There was no difference in the distance swam when the pattern was changed to a two-centimeter checked pattern, compared with the two-centimeter, vertical-stripes pattern. These two patterns had the same frequency of special information. “This result indicates that it was the change in the frequency of the spatial information that affected the fishes’ distance estimation, and not just a change of pattern,” commented Sibeaux.

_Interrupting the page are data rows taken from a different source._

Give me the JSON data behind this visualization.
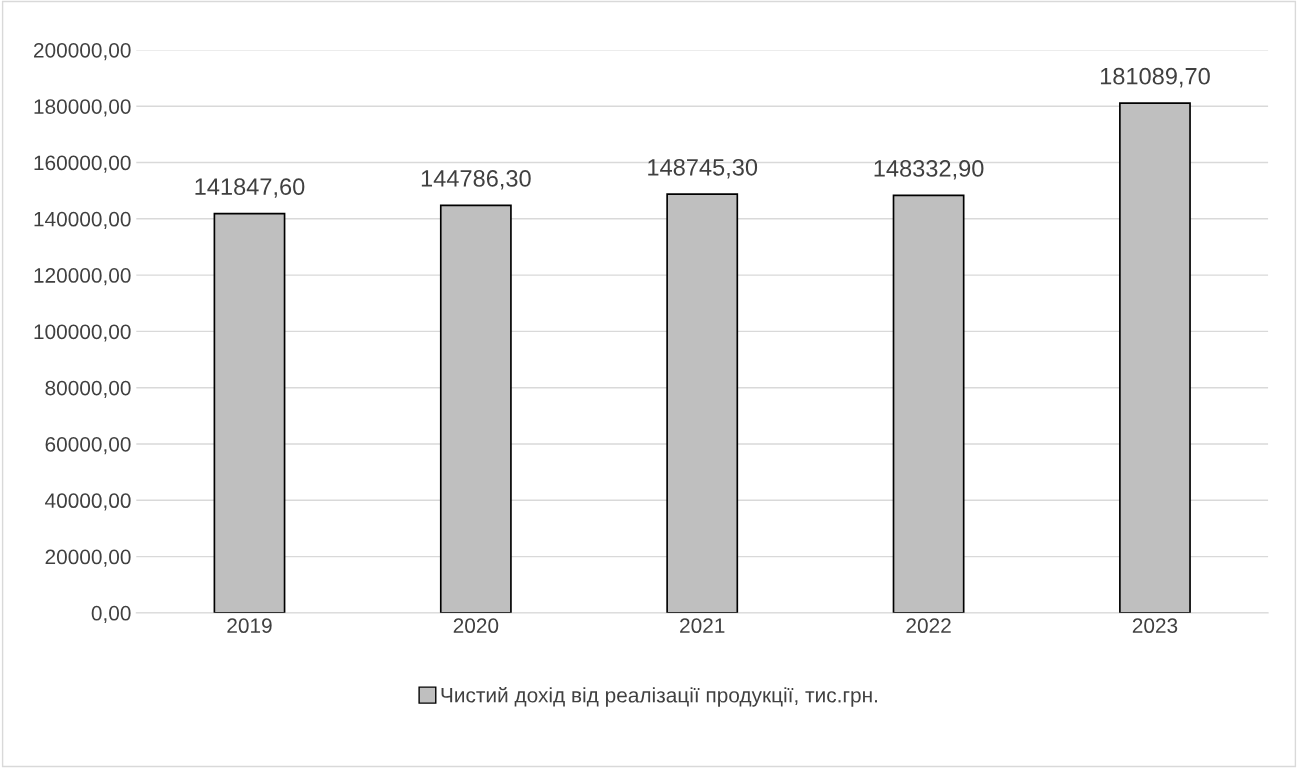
{
  "chart_data": {
    "type": "bar",
    "categories": [
      "2019",
      "2020",
      "2021",
      "2022",
      "2023"
    ],
    "series": [
      {
        "name": "Чистий дохід від реалізації продукції, тис.грн.",
        "color": "#bfbfbf",
        "values": [
          141847.6,
          144786.3,
          148745.3,
          148332.9,
          181089.7
        ],
        "value_labels": [
          "141847,60",
          "144786,30",
          "148745,30",
          "148332,90",
          "181089,70"
        ]
      }
    ],
    "ylim": [
      0,
      200000
    ],
    "yticks": [
      {
        "value": 0,
        "label": "0,00"
      },
      {
        "value": 20000,
        "label": "20000,00"
      },
      {
        "value": 40000,
        "label": "40000,00"
      },
      {
        "value": 60000,
        "label": "60000,00"
      },
      {
        "value": 80000,
        "label": "80000,00"
      },
      {
        "value": 100000,
        "label": "100000,00"
      },
      {
        "value": 120000,
        "label": "120000,00"
      },
      {
        "value": 140000,
        "label": "140000,00"
      },
      {
        "value": 160000,
        "label": "160000,00"
      },
      {
        "value": 180000,
        "label": "180000,00"
      },
      {
        "value": 200000,
        "label": "200000,00"
      }
    ],
    "grid": "y",
    "legend": "bottom"
  }
}
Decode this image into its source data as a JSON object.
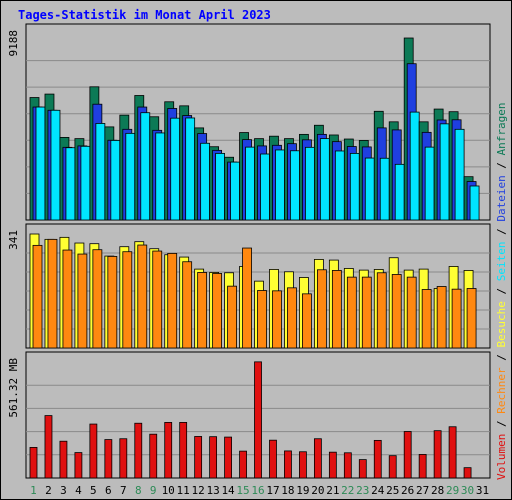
{
  "title": "Tages-Statistik im Monat April 2023",
  "colors": {
    "background": "#bcbcbc",
    "title": "#0000ff",
    "anfragen": "#0c7a56",
    "dateien": "#1f3fe0",
    "seiten": "#00e5ff",
    "besuche": "#ffff33",
    "rechner": "#ff8810",
    "volumen": "#e01010",
    "weekend_label": "#2e8b57",
    "weekday_label": "#000000"
  },
  "chart_data": [
    {
      "type": "bar",
      "title": "Tages-Statistik im Monat April 2023",
      "categories": [
        "1",
        "2",
        "3",
        "4",
        "5",
        "6",
        "7",
        "8",
        "9",
        "10",
        "11",
        "12",
        "13",
        "14",
        "15",
        "16",
        "17",
        "18",
        "19",
        "20",
        "21",
        "22",
        "23",
        "24",
        "25",
        "26",
        "27",
        "28",
        "29",
        "30",
        "31"
      ],
      "y_max_label": "9188",
      "ylim": [
        0,
        9188
      ],
      "series": [
        {
          "name": "Anfragen",
          "values": [
            6050,
            6220,
            4080,
            4020,
            6580,
            4600,
            5180,
            6150,
            5100,
            5840,
            5640,
            4550,
            3620,
            3100,
            4320,
            4020,
            4140,
            4020,
            4230,
            4680,
            4200,
            4000,
            3930,
            5370,
            4850,
            8990,
            4850,
            5480,
            5350,
            2140,
            0
          ]
        },
        {
          "name": "Dateien",
          "values": [
            5580,
            5420,
            3590,
            3660,
            5720,
            3940,
            4480,
            5580,
            4430,
            5510,
            5160,
            4270,
            3440,
            2860,
            3970,
            3660,
            3690,
            3770,
            3960,
            4230,
            3870,
            3630,
            3610,
            4550,
            4450,
            7720,
            4330,
            4940,
            4950,
            1900,
            0
          ]
        },
        {
          "name": "Seiten",
          "values": [
            5580,
            5420,
            3570,
            3640,
            4770,
            3930,
            4280,
            5300,
            4300,
            5030,
            5040,
            3790,
            3290,
            2860,
            3600,
            3260,
            3460,
            3420,
            3590,
            4020,
            3410,
            3290,
            3060,
            3050,
            2750,
            5330,
            3600,
            4750,
            4480,
            1680,
            0
          ]
        }
      ]
    },
    {
      "type": "bar",
      "categories": [
        "1",
        "2",
        "3",
        "4",
        "5",
        "6",
        "7",
        "8",
        "9",
        "10",
        "11",
        "12",
        "13",
        "14",
        "15",
        "16",
        "17",
        "18",
        "19",
        "20",
        "21",
        "22",
        "23",
        "24",
        "25",
        "26",
        "27",
        "28",
        "29",
        "30",
        "31"
      ],
      "y_max_label": "341",
      "ylim": [
        0,
        341
      ],
      "series": [
        {
          "name": "Besuche",
          "values": [
            341,
            325,
            331,
            314,
            312,
            275,
            303,
            318,
            297,
            279,
            272,
            236,
            226,
            225,
            244,
            200,
            235,
            228,
            211,
            265,
            263,
            238,
            233,
            235,
            270,
            233,
            236,
            178,
            244,
            232,
            0
          ]
        },
        {
          "name": "Rechner",
          "values": [
            307,
            325,
            293,
            281,
            294,
            274,
            288,
            308,
            290,
            283,
            258,
            226,
            223,
            185,
            299,
            172,
            171,
            180,
            162,
            234,
            232,
            212,
            212,
            225,
            220,
            212,
            175,
            184,
            176,
            178,
            0
          ]
        }
      ]
    },
    {
      "type": "bar",
      "categories": [
        "1",
        "2",
        "3",
        "4",
        "5",
        "6",
        "7",
        "8",
        "9",
        "10",
        "11",
        "12",
        "13",
        "14",
        "15",
        "16",
        "17",
        "18",
        "19",
        "20",
        "21",
        "22",
        "23",
        "24",
        "25",
        "26",
        "27",
        "28",
        "29",
        "30",
        "31"
      ],
      "y_max_label": "561.32 MB",
      "ylim": [
        0,
        561.32
      ],
      "series": [
        {
          "name": "Volumen",
          "values": [
            148,
            302,
            178,
            123,
            261,
            186,
            190,
            265,
            212,
            269,
            269,
            201,
            200,
            198,
            130,
            562,
            183,
            131,
            127,
            190,
            125,
            122,
            89,
            182,
            108,
            225,
            114,
            229,
            248,
            50,
            0
          ]
        }
      ]
    }
  ],
  "legend": [
    {
      "label": "Volumen",
      "color": "#e01010"
    },
    {
      "label": "/",
      "color": "#000000"
    },
    {
      "label": "Rechner",
      "color": "#ff8810"
    },
    {
      "label": "/",
      "color": "#000000"
    },
    {
      "label": "Besuche",
      "color": "#ffff33"
    },
    {
      "label": "/",
      "color": "#000000"
    },
    {
      "label": "Seiten",
      "color": "#00e5ff"
    },
    {
      "label": "/",
      "color": "#000000"
    },
    {
      "label": "Dateien",
      "color": "#1f3fe0"
    },
    {
      "label": "/",
      "color": "#000000"
    },
    {
      "label": "Anfragen",
      "color": "#0c7a56"
    }
  ],
  "weekend_days": [
    1,
    8,
    9,
    15,
    16,
    22,
    23,
    29,
    30
  ]
}
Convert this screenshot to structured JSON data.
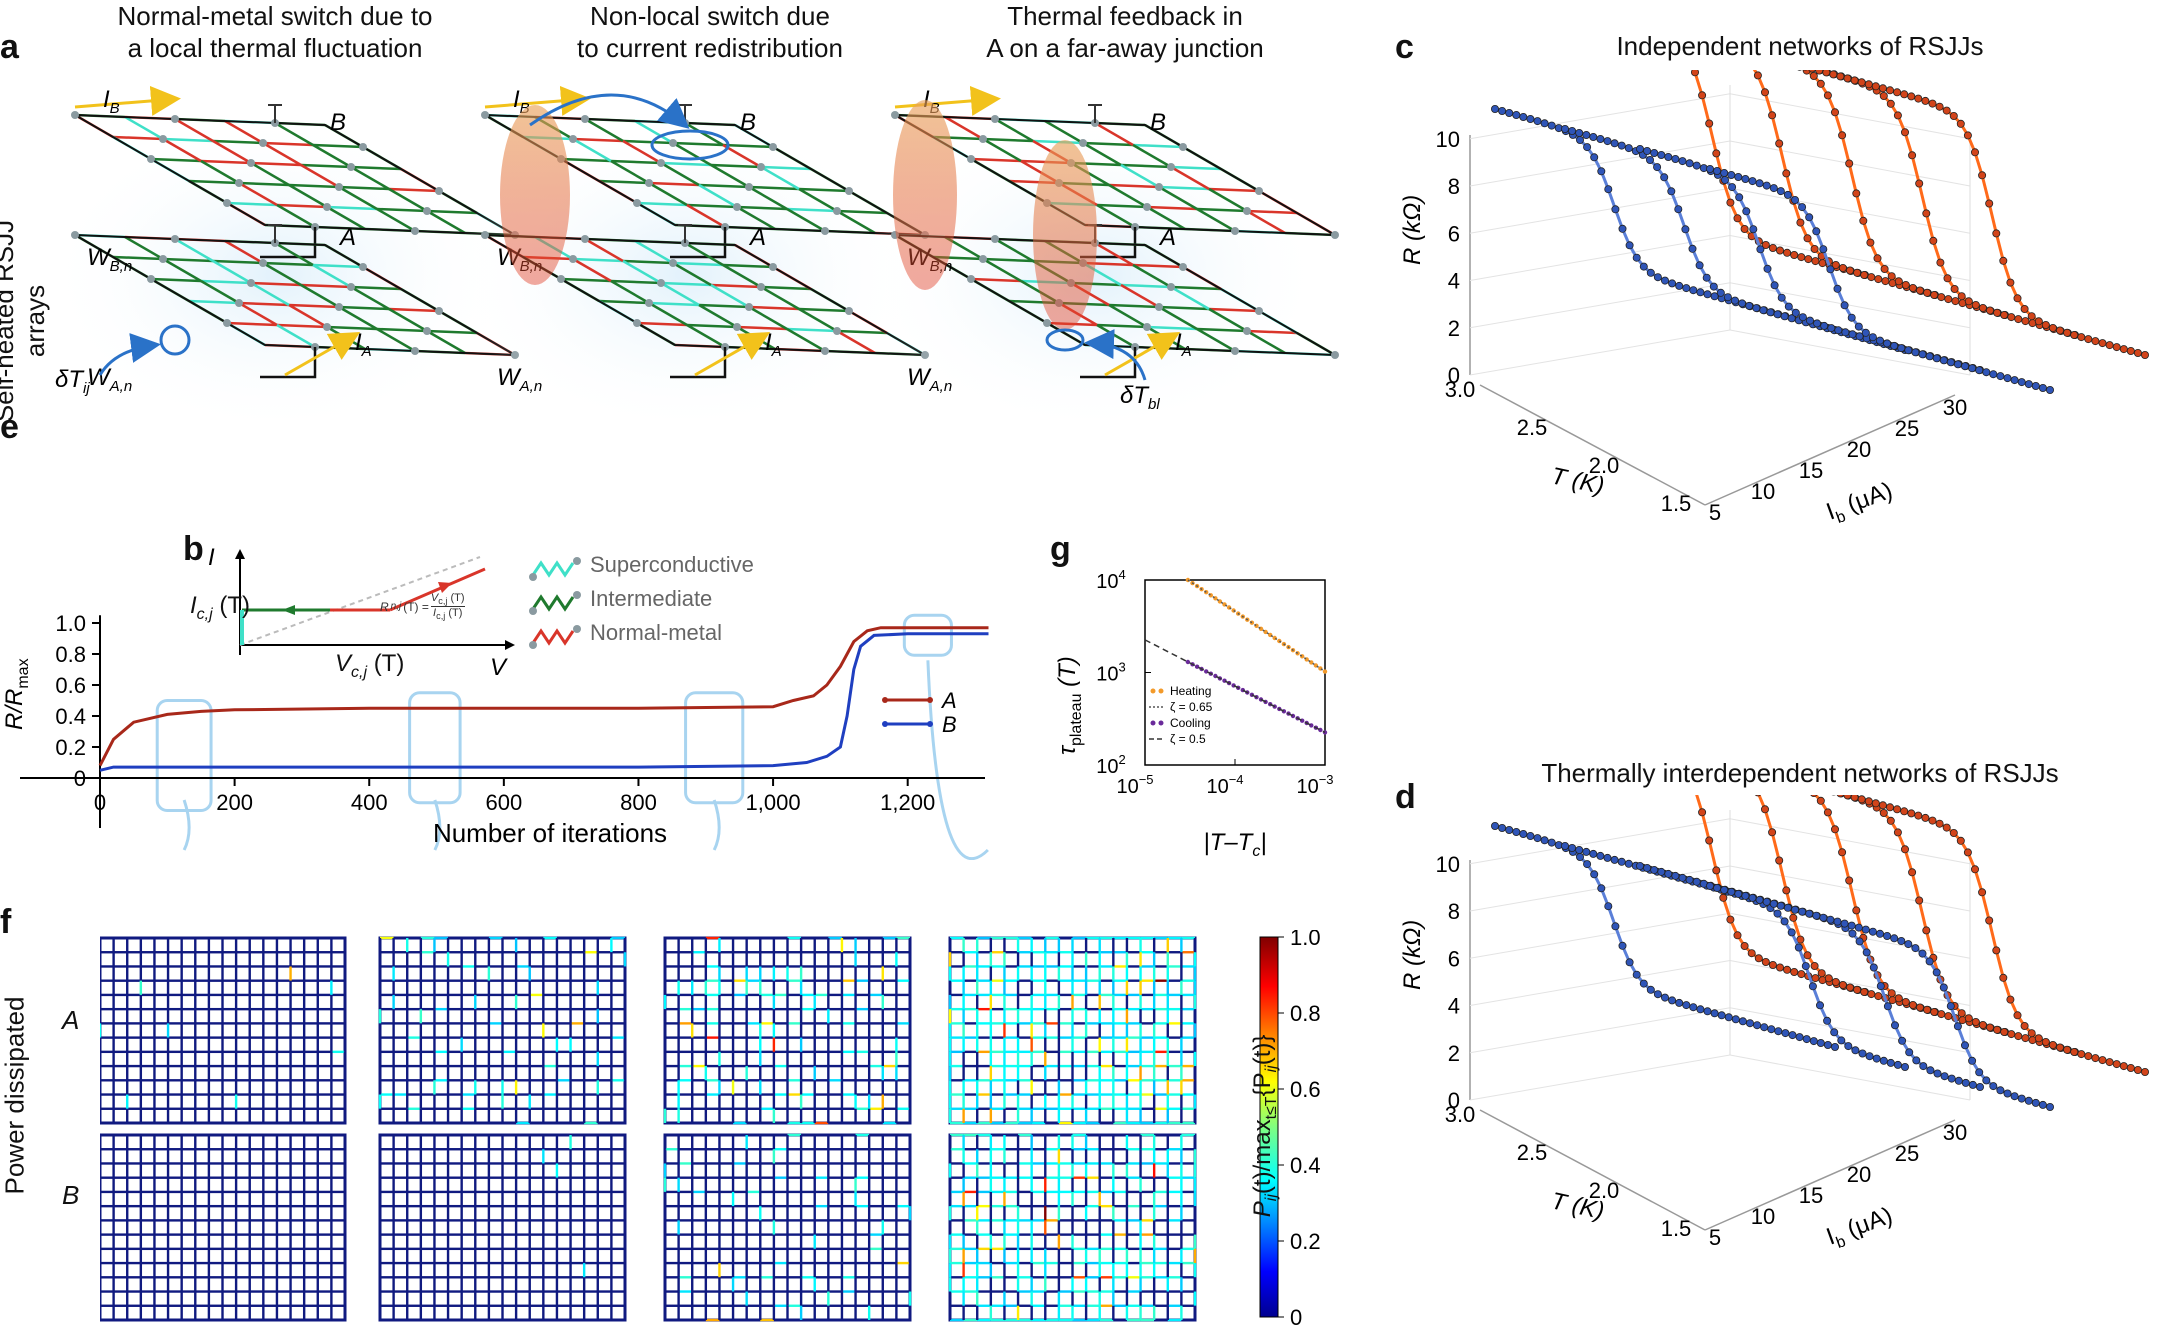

How do goldfish estimate distances?

The results indicate that goldfish estimate distances by visually streaming the apparent motion patterns of objects in the environment (called “optic flow”). Many terrestrial species are known to use optic flow to estimate distance, but goldfish appear to process the information differently.

Humans and terrestrial animals like ants, wolf-spiders and honeybees estimate distances by measuring how the angle between their eye and surrounding objects changes as they travel. Goldfish, on the other hand, appear to use the number of contrast changes experienced en route.

“We present robust evidence that goldfish can accurately estimate distance and show that they use optic flow to do so,” concluded Sibeaux. “These results provide a compelling basis to use goldfish as a model system to investigate the evolution of the mechanisms that underpin spatial cognition in vertebrates.”

A similar study led by Dr. Cecilia Karlsson in the same research group recently showed that Picasso triggerfish (Rhinecanthus aculeatus) were also able to accurately estimate distances. The fish reproduced the learned distance of 80 cm with an average underestimate of only four centimeters.